O golpe não deu certo!
Preto Zezé
Eu vivi quase a vida toda em movimentos sociais de base para enfrentar a desigualdade, as injustiças e para ter mais democracia no meu país.
Cresci numa cultura questionadora e rebelde. Na minha época de rap, a coisa era ainda mais radical, pois, nos meus devaneios, prevíamos que iríamos tomar o poder e instalar um novo e alternativo. Era só devaneio mesmo, pois não sabíamos os caminhos nem tínhamos força e condições para tal. O rap, com o tempo, ajudou a politizar o ódio, organizar a revolta, transformar indignação em ação e alcançar resultados concretos.
O tempo passou e provou que buscávamos apenas equilíbrio social e participação ativa. Para isso era preciso organização, trânsito, diálogo e construção de pontes com a sociedade.

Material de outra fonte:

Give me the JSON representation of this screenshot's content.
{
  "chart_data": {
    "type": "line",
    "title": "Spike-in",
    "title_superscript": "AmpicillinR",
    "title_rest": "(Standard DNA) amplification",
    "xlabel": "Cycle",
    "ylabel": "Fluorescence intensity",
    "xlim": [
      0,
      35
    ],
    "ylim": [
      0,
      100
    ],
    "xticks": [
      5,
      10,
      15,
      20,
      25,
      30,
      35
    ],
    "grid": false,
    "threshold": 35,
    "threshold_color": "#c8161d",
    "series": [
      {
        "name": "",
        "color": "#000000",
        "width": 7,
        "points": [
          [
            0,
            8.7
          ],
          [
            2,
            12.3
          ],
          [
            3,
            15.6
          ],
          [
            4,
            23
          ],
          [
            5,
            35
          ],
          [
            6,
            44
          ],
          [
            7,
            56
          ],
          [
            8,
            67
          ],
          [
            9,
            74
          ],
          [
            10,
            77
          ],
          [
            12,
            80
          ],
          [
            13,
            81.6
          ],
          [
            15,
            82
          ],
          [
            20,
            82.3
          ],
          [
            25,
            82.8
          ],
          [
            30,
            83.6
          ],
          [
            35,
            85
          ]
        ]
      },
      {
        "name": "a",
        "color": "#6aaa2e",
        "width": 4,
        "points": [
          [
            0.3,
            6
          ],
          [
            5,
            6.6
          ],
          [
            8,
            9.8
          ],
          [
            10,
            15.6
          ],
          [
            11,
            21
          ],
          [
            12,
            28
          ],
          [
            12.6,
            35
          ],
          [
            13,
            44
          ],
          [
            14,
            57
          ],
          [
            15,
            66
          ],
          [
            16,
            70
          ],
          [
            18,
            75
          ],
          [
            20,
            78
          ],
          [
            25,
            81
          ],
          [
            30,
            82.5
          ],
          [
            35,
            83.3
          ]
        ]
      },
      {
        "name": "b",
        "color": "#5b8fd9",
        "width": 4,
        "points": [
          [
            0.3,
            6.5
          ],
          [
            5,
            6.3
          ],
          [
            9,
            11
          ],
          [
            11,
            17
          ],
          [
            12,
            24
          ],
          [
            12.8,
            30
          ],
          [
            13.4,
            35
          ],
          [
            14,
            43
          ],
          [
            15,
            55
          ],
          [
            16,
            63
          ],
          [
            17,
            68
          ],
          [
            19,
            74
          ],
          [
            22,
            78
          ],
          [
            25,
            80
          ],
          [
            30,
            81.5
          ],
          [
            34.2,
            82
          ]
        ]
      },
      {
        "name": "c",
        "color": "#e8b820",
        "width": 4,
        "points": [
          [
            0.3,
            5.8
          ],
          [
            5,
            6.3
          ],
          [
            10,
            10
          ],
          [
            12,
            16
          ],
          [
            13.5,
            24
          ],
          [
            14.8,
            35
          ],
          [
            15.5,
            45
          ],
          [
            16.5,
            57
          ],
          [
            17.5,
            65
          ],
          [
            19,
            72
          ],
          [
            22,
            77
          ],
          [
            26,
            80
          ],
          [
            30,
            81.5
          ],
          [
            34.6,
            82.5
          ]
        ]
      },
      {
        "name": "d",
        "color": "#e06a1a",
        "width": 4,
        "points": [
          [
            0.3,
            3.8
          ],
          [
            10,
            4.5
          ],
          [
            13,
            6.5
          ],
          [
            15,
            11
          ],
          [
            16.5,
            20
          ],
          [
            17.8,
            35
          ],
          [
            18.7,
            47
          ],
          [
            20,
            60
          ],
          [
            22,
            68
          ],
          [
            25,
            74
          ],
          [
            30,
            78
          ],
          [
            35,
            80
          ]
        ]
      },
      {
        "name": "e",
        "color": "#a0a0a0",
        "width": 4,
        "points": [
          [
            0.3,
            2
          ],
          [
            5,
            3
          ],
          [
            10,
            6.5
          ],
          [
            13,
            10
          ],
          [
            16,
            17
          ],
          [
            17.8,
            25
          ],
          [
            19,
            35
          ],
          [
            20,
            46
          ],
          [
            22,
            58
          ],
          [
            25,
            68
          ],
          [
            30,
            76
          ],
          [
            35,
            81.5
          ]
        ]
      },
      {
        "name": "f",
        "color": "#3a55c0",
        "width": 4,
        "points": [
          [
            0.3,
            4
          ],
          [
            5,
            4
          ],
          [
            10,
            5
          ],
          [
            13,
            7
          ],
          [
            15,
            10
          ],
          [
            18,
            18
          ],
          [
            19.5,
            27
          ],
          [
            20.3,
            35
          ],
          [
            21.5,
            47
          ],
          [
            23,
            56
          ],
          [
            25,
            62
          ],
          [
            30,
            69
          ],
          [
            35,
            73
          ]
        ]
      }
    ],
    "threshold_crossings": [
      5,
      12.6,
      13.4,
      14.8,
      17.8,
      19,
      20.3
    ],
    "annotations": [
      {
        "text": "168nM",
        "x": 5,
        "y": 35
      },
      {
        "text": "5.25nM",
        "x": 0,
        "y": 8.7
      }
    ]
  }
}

A democracia brasileira é mal-acabada, ainda cercada de racismo e mágoas por todos os lados --e a história do nosso país, marcada por injustiças. Ainda assim, é melhor que qualquer sistema autoritário. E sobre isso existem dezenas de exemplos no mundo.
O que se viu no domingo (8), em Brasília, foge de tudo o que conheço em termos de luta social e manifestações. É contra toda e qualquer lógica.
Primeiro, porque o único objetivo é desmoralizar as instituições democráticas. Sim, elas precisam melhorar, todos sabemos, mas a democracia garante qualquer manifestação --menos a que pede seu fim.
Segundo, não vemos líderes, pautas, projetos, sugestões. Nada. Era apenas o caos pelo caos, com claros sinais de desorientação e falta de mediações.
Divergir é diferente de destruir. Adversário é bem diferente de inimigo. Na política, as coisas atendem a uma dinâmica própria, as regras muitas vezes não são tão agradáveis. Mas é o que temos e, se queremos mudar, há de se perseguir caminhos tensos, mas respeitando a existência da diversidade de ideias, já que ninguém está autorizado a ter e impor um monopólio do bem, seja que cor for a sua bandeira.
Ficou claro, também, que as instituições precisam ampliar sua capacidade de diálogo; que a política precisa caminhar mais próxima da base; que eleitos e eleitas devem ter mais proximidade com o eleitorado; que precisamos exercitar o senso crítico, mas com formação de pensamento livre --e livre, aqui, não se confunde com direito à ofensa.
A participação social deverá ser repensada. Há um contingente enorme que não se vê mais representado. Resta agora juntar os cacos, chamar todo mundo para um papo reto e deixar de fora aqueles que, pela força, mentira ou armas, querem impor uma única vontade.
O golpe falhou, mas há condições para novas tentativas. Não vamos fazer de conta que os avisos não estão sendo dados para depois fingimos surpresa.